Wednesday, July 14, 2010

Odds and ends

  • Herald: A Cuban rafter is rescued after 25 days at sea; he was drifting 51 miles south of Marathon Key.

  • El Mundo on the impact of the announced prisoner releases on the Damas de Blanco.

  • Rep. Bill Delahunt reminds the Washington Post that when it argued in an editorial for maintaining Cuba travel restrictions, it invoked the name of Guillermo Farinas and others who favor ending the restrictions.

  • Reuters: The Salvadoran nabbed in Venezuela in connection with the 1997 hotel bombings in Cuba was handed over to Cuba.

  • McClatchy: Confessed Cuban spies Walter and Gwendolyn Myers want to be jailed near each other, and far from Florida.

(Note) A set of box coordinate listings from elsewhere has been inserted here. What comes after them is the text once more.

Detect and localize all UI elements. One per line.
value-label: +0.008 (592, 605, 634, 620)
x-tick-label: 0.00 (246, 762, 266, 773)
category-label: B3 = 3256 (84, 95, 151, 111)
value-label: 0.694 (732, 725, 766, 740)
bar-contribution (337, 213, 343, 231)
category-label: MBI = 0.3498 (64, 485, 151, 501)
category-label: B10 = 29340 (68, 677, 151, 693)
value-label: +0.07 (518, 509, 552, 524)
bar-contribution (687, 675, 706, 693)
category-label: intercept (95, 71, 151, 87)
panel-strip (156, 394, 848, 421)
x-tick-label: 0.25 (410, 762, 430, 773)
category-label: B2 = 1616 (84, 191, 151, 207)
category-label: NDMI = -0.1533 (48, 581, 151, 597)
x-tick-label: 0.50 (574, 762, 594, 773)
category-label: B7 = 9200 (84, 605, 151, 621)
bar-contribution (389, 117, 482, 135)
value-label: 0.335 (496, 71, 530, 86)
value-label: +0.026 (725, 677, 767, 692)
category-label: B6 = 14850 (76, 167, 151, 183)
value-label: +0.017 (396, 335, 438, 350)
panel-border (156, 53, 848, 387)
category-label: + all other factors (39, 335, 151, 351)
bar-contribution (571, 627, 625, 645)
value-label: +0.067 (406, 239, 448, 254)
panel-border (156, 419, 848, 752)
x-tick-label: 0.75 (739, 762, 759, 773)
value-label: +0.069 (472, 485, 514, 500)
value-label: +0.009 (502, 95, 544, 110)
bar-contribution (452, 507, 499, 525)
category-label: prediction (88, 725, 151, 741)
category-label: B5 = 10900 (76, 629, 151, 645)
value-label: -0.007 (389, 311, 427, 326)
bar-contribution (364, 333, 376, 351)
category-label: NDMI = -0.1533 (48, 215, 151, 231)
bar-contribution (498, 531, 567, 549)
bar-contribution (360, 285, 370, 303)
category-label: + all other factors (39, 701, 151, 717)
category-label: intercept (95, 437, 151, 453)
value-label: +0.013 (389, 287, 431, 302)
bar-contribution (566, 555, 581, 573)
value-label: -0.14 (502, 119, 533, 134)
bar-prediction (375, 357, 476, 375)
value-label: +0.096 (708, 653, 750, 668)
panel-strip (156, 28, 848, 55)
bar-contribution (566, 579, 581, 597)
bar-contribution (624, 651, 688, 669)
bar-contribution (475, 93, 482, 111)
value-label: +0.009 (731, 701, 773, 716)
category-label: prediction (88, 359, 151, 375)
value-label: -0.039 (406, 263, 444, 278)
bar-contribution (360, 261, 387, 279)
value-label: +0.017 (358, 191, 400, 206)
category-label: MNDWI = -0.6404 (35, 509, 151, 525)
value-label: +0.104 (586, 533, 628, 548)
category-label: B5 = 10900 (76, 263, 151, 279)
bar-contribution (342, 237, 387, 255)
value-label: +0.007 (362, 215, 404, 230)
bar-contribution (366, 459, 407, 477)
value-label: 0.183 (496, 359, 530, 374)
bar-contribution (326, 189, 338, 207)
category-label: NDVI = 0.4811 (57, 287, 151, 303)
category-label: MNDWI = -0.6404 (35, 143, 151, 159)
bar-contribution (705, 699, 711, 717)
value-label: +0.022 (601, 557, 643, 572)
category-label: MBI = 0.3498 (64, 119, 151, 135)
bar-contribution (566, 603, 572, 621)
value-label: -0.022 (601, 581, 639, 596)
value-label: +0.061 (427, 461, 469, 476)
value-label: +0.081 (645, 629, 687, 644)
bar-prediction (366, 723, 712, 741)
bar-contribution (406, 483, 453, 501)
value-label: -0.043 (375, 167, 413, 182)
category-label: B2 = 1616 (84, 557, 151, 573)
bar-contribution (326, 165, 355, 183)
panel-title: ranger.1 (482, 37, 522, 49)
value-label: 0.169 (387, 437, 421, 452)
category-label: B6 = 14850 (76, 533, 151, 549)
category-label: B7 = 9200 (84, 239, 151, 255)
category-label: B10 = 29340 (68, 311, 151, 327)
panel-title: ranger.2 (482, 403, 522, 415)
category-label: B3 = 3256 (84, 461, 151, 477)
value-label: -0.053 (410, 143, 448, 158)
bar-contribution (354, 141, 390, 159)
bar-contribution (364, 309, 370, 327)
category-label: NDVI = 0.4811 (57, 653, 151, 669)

  • FT’s Latin America editor sees Cuba sending a market signal: that Venezuela is an “underperforming” asset.

  • Washington Post: The Skakespeare folio saga – England to Cuba to Washington’s Folger Library – ends in British court with a conviction on charges of handling stolen goods. More here.

  • From Brett Sokol at Slate: While the Russian spy story is still fresh, a review of shortwave radio “numbers stations” that intelligence services, including Cuba’s, use to communicate with their agents.